Rebi’ b. Enes ve İbn-i Zeyd ise âyetin: “Allah, amellerini bir pişmanlık kaynağı olarak kendilerine gösterecektir.” kısmını şu şekilde izah etmişlerdir: “Allah kâfirlere, kendileri için bir pişmanlık vasıtası olsun diye kötü amellerini gösterecektir. Onlar, niçin bu gibi amelleri işleyip te Allah’ı razı edecek amelleri işlemediklerinden dolayı pişman olacaklardır.” Taberi de bu izah tarzını tercih etmiştir.

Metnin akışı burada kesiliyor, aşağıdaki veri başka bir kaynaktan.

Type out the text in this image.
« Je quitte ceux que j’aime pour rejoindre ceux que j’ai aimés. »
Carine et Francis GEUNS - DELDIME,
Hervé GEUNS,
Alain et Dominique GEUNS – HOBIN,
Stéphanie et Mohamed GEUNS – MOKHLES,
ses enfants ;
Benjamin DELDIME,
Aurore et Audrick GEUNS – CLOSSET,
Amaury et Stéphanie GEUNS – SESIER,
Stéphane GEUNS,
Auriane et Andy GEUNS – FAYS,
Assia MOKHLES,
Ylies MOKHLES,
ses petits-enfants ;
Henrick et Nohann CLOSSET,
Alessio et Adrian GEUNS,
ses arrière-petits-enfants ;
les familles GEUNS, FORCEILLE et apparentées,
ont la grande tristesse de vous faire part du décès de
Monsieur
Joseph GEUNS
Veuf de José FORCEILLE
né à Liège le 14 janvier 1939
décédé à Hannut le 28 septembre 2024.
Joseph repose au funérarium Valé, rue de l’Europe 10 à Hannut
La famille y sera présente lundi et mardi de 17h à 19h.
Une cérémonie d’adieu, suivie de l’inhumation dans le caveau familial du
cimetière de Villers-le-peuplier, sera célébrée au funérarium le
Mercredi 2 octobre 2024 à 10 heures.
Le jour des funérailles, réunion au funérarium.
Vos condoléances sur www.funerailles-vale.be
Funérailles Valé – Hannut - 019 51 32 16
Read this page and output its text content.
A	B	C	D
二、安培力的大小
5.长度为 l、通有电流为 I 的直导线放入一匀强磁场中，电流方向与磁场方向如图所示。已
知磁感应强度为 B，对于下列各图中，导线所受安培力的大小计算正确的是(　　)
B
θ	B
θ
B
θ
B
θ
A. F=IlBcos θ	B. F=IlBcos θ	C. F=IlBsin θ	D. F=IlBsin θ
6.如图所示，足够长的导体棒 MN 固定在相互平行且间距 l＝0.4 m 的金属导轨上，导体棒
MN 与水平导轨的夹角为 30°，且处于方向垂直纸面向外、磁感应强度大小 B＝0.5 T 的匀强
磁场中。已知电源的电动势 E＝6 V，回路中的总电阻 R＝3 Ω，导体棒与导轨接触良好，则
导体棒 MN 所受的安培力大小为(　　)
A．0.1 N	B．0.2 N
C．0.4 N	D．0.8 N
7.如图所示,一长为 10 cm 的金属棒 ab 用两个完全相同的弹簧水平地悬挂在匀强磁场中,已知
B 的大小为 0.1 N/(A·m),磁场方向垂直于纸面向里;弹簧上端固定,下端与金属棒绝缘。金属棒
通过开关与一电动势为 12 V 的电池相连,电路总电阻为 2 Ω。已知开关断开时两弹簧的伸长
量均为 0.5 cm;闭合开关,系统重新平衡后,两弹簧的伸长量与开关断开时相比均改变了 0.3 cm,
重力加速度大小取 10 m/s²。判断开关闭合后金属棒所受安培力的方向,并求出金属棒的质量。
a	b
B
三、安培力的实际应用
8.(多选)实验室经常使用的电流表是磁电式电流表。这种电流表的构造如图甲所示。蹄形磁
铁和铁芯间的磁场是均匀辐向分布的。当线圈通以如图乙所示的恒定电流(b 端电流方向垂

Âyet-i kerimenin sonunda: “Onlar, cehennem ateşinden çıkacak ta değillerdir.” buyurulmaktadır. Yani kâfirler, Allah’ın azabını gözleriyle gördüklerinde pişman olsalar da, kendilerine, çirkin olan amelleri gösterildiğinde pişmanlıkları artsa da, tekrar dünyaya döndürülüp kendilerini saptıranlardan uzaklaşmayı isterlerse de onlar, dünyadaki inkârları yüzünden, içine atıldıkları cehennem ateşinden çıkacak değillerdir. Bilakis onlar, orada ebediyyen kalacaklardır.
Taberi diyor ki: “Bu âyet-i kerime: “Allanın, kâfirlere olan azabı belli bir zaman sonra bitecek, yok olacaktır.” şeklinde iddiada bulunanları yalanlamaktadır.